In Poland, Environment Minister Melissa Price has told a UN summit that Australia is "committed to the Paris Agreement" and “must play its part”.

Negotiations are currently underway to create a rulebook for implementing the Paris commitments, and Australia has been criticised for “working ‘hand in glove’ with the United States to block progress”.

The Commentariat

In the AFR, John Roskam - executive director of the Institute of Public Affairs - writes that political crises in Britain, Europe and the US are because “on many issues the politicians and the public no longer agree with each other, and parties have no way of responding to this change”.

“Despite what Liberal and Labor politicians believe, energy and climate change policy doesn't lend itself to a managerialist fix either. The choice between lower carbon emissions and lower energy prices is ultimately determined according to the principle of what subjective value is to have priority.”

Three more things

  • Australia’s on track to miss its Paris target of a 26%-28% emissions cut by 1.1 billion tonnes of carbon emissions, according to consultants Ndevr Environmental. Ndevr produces data like the government’s NGGI quarterly reports but excludes land use data, which it says is unreliable. Managing director Matt Drum said:

    “If Labor come into government we can’t afford a policy vacuum. It’s looking grim. We need policy levers and we need them quickly.”

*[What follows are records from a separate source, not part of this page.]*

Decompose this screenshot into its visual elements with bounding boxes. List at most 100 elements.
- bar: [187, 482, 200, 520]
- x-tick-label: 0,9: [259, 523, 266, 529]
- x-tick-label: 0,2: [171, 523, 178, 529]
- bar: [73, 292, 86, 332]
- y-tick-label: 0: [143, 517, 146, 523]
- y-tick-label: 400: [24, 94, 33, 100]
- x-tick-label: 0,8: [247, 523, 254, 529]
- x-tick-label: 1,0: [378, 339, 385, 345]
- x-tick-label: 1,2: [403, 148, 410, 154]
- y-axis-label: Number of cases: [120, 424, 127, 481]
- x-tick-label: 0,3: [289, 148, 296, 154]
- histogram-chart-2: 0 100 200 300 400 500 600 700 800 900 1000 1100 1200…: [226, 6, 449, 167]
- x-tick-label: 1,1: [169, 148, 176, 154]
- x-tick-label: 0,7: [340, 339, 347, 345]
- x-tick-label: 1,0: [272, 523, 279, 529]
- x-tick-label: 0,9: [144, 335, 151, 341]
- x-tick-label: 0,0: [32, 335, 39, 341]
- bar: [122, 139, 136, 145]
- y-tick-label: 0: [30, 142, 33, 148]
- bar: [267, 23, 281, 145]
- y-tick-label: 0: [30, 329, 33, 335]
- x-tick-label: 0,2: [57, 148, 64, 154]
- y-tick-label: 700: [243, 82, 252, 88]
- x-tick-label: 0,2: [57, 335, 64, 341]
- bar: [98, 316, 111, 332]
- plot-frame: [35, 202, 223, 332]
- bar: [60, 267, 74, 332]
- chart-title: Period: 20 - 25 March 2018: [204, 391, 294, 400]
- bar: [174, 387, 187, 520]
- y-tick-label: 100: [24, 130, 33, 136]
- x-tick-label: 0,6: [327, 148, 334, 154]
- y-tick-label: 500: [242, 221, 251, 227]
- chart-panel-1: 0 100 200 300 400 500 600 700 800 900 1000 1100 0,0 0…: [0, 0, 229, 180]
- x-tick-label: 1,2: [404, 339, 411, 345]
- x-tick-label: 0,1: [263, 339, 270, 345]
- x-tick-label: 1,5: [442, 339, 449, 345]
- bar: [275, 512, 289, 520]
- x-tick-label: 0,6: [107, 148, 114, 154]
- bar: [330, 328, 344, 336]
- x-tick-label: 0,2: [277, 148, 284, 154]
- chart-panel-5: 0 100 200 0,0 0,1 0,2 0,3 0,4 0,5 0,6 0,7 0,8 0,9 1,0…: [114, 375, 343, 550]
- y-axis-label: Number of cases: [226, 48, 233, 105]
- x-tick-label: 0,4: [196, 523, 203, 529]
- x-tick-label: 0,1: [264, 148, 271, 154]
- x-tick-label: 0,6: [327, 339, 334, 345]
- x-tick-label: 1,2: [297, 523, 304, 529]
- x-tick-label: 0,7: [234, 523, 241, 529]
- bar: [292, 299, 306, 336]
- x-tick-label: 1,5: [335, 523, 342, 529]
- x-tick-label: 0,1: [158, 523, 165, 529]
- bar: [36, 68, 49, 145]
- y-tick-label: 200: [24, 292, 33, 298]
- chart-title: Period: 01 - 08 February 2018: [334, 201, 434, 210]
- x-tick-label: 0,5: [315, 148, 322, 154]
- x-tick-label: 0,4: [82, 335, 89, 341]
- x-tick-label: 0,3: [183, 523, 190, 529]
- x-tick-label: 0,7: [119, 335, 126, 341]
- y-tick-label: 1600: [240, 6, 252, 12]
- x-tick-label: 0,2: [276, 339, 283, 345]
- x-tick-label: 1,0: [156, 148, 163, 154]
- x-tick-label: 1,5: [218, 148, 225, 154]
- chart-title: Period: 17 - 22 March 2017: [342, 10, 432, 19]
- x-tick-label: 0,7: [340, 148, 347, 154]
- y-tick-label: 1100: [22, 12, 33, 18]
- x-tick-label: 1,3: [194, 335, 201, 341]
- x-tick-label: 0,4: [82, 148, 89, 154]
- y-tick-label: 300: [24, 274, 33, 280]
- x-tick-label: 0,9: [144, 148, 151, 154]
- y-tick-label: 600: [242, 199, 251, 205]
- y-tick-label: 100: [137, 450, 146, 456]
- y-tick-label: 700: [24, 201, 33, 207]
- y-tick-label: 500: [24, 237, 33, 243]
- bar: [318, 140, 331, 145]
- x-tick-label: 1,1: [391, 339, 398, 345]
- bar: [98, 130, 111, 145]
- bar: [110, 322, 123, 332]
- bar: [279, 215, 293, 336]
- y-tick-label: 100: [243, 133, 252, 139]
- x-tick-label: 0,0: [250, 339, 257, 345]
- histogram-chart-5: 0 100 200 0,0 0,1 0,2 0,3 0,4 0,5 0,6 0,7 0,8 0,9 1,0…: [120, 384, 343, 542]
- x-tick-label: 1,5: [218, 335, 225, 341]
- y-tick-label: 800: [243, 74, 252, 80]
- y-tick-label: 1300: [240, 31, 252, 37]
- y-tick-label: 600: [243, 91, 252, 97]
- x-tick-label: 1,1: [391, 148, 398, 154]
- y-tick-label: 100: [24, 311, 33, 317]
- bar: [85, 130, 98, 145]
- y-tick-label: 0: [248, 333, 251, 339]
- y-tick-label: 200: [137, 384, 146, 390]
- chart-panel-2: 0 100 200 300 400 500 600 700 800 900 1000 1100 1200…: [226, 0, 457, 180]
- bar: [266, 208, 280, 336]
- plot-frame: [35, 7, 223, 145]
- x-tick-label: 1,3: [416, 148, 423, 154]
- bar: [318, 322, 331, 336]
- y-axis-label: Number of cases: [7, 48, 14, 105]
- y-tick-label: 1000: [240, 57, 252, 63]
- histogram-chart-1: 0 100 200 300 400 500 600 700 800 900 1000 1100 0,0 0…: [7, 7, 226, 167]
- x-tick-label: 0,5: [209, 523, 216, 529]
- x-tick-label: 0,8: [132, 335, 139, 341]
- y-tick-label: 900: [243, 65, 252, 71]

  • A new 10% royalty should apply to all Australian offshore gas projects, argue the authors of a new report from progressive think tank the McKell Institute. The tax would deliver an estimated A$2.8 billion a year to the government. The report’s authors say this would help fix the “broken” petroleum resources rent tax which is not delivering the government the returns it forecast. The report also calls for extractive companies to be forced to disclose all payments to all levels of government.

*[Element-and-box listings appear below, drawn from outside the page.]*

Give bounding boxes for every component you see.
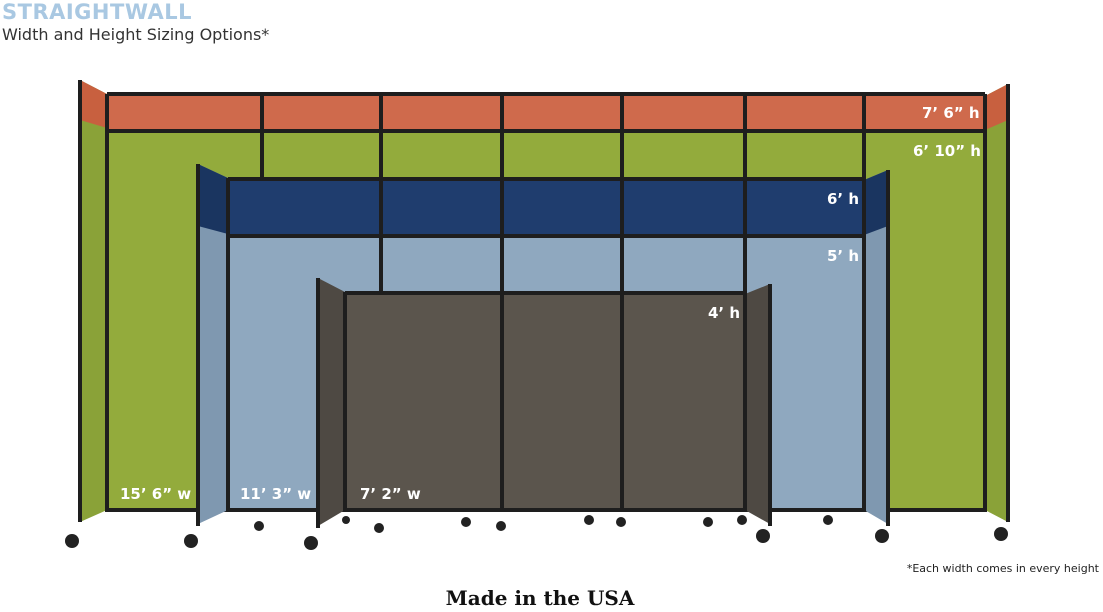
wall-7ft <box>316 278 772 528</box>
brand-title: STRAIGHTWALL <box>2 0 193 24</box>
footnote: *Each width comes in every height <box>906 562 1099 575</box>
made-in-usa: Made in the USA <box>445 586 635 610</box>
width-label-15ft6: 15’ 6” w <box>120 485 192 503</box>
width-label-7ft2: 7’ 2” w <box>360 485 421 503</box>
height-label-5ft: 5’ h <box>827 247 860 265</box>
subtitle: Width and Height Sizing Options* <box>2 25 270 44</box>
height-label-4ft: 4’ h <box>708 304 741 322</box>
height-label-6ft10: 6’ 10” h <box>913 142 981 160</box>
height-label-6ft: 6’ h <box>827 190 860 208</box>
width-label-11ft3: 11’ 3” w <box>240 485 312 503</box>
casters <box>65 515 1008 550</box>
wall-illustration <box>65 80 1010 550</box>
height-label-7ft6: 7’ 6” h <box>922 104 980 122</box>
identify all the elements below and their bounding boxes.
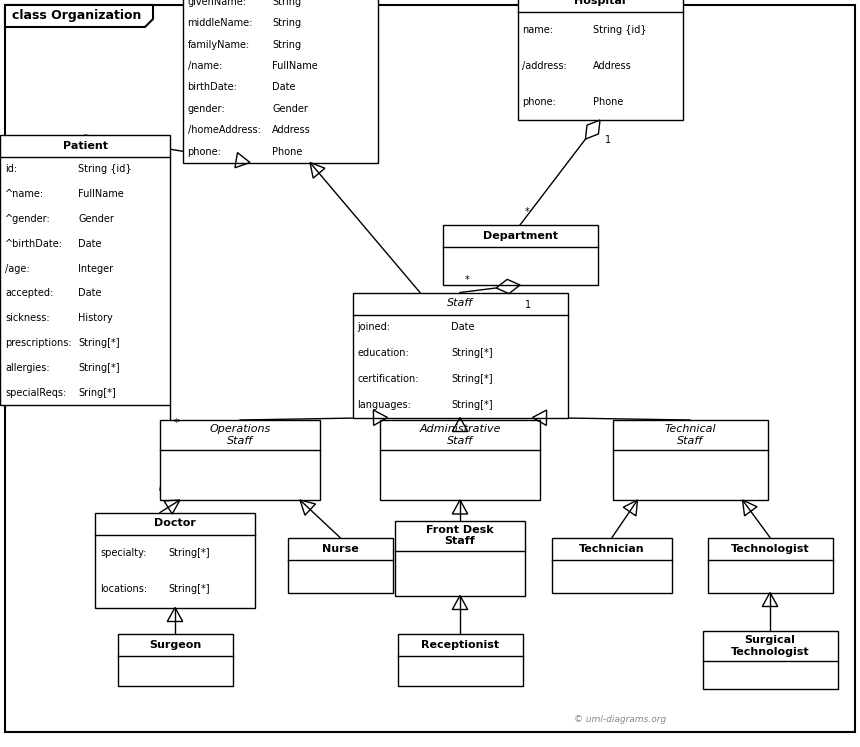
Text: Address: Address [593, 61, 632, 71]
Text: Staff: Staff [447, 299, 473, 309]
Text: Surgeon: Surgeon [149, 640, 201, 650]
Text: Receptionist: Receptionist [421, 640, 499, 650]
Text: String[*]: String[*] [452, 374, 493, 384]
Text: accepted:: accepted: [5, 288, 53, 298]
Bar [182, 0, 378, 163]
Bar [397, 634, 523, 686]
Text: Technician: Technician [579, 544, 645, 554]
Text: FullName: FullName [78, 189, 124, 199]
Bar [443, 225, 598, 285]
Text: name:: name: [523, 25, 554, 35]
Bar [552, 538, 672, 592]
Bar [287, 538, 392, 592]
Text: id:: id: [5, 164, 17, 174]
Text: phone:: phone: [523, 97, 556, 107]
Text: String[*]: String[*] [169, 548, 210, 558]
Bar [0, 135, 170, 405]
Text: familyName:: familyName: [187, 40, 249, 49]
Bar [95, 512, 255, 607]
Text: Nurse: Nurse [322, 544, 359, 554]
Bar [118, 634, 232, 686]
Bar [708, 538, 832, 592]
Text: Surgical
Technologist: Surgical Technologist [731, 635, 809, 657]
Bar [353, 293, 568, 418]
Text: Gender: Gender [78, 214, 114, 224]
Text: *: * [525, 207, 530, 217]
Text: prescriptions:: prescriptions: [5, 338, 71, 348]
Text: History: History [78, 313, 113, 323]
Text: phone:: phone: [187, 146, 221, 157]
Text: String[*]: String[*] [169, 584, 210, 595]
Text: Administrative
Staff: Administrative Staff [420, 424, 501, 446]
Text: Phone: Phone [273, 146, 303, 157]
Text: locations:: locations: [100, 584, 147, 595]
Text: FullName: FullName [273, 61, 318, 71]
Text: /address:: /address: [523, 61, 568, 71]
Text: String[*]: String[*] [452, 400, 493, 409]
Text: © uml-diagrams.org: © uml-diagrams.org [574, 714, 666, 724]
Text: ^gender:: ^gender: [5, 214, 51, 224]
Text: Sring[*]: Sring[*] [78, 388, 116, 397]
Text: String[*]: String[*] [78, 363, 120, 373]
Text: specialReqs:: specialReqs: [5, 388, 66, 397]
Text: 1: 1 [525, 300, 531, 310]
Text: birthDate:: birthDate: [187, 82, 237, 93]
Text: String {id}: String {id} [78, 164, 132, 174]
Text: givenName:: givenName: [187, 0, 247, 7]
Text: Address: Address [273, 125, 311, 135]
Text: Department: Department [482, 231, 557, 241]
Text: languages:: languages: [358, 400, 411, 409]
Text: String: String [273, 40, 301, 49]
Bar [160, 420, 320, 500]
Text: Integer: Integer [78, 264, 114, 273]
Polygon shape [5, 5, 153, 27]
Text: certification:: certification: [358, 374, 419, 384]
Text: allergies:: allergies: [5, 363, 50, 373]
Text: sickness:: sickness: [5, 313, 50, 323]
Bar [703, 631, 838, 689]
Text: String[*]: String[*] [78, 338, 120, 348]
Text: specialty:: specialty: [100, 548, 146, 558]
Text: Date: Date [78, 288, 101, 298]
Text: gender:: gender: [187, 104, 225, 114]
Text: middleName:: middleName: [187, 18, 253, 28]
Text: Technical
Staff: Technical Staff [664, 424, 716, 446]
Text: Hospital: Hospital [574, 0, 626, 6]
Text: *: * [465, 274, 470, 285]
Text: Technologist: Technologist [731, 544, 809, 554]
Text: /name:: /name: [187, 61, 222, 71]
Text: String {id}: String {id} [593, 25, 647, 35]
Text: String: String [273, 0, 301, 7]
Text: education:: education: [358, 348, 409, 358]
Text: Date: Date [273, 82, 296, 93]
Bar [380, 420, 540, 500]
Text: Date: Date [78, 239, 101, 249]
Bar [395, 521, 525, 595]
Bar [518, 0, 683, 120]
Bar [612, 420, 767, 500]
Text: ^birthDate:: ^birthDate: [5, 239, 63, 249]
Text: joined:: joined: [358, 323, 390, 332]
Text: 1: 1 [605, 135, 611, 145]
Text: *: * [174, 418, 180, 428]
Text: String: String [273, 18, 301, 28]
Text: Patient: Patient [63, 141, 108, 151]
Text: Gender: Gender [273, 104, 308, 114]
Text: Doctor: Doctor [154, 518, 196, 528]
Text: Date: Date [452, 323, 475, 332]
Text: /age:: /age: [5, 264, 29, 273]
Text: ^name:: ^name: [5, 189, 44, 199]
Text: class Organization: class Organization [12, 10, 141, 22]
Text: Operations
Staff: Operations Staff [209, 424, 271, 446]
Text: String[*]: String[*] [452, 348, 493, 358]
Text: /homeAddress:: /homeAddress: [187, 125, 261, 135]
Text: Front Desk
Staff: Front Desk Staff [427, 524, 494, 546]
Text: Phone: Phone [593, 97, 624, 107]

  • The International Energy Agency says the global oil market could move into deficit more quickly than expected next year as crude prices hover around US$60 per barrel. In November, the IEA expected the market to remain in surplus in 2019, however it now expects a deficit by the second quarter based on OPEC’s agreement with Russia and other producers to cut output from January and Canada’s decision to cut supply.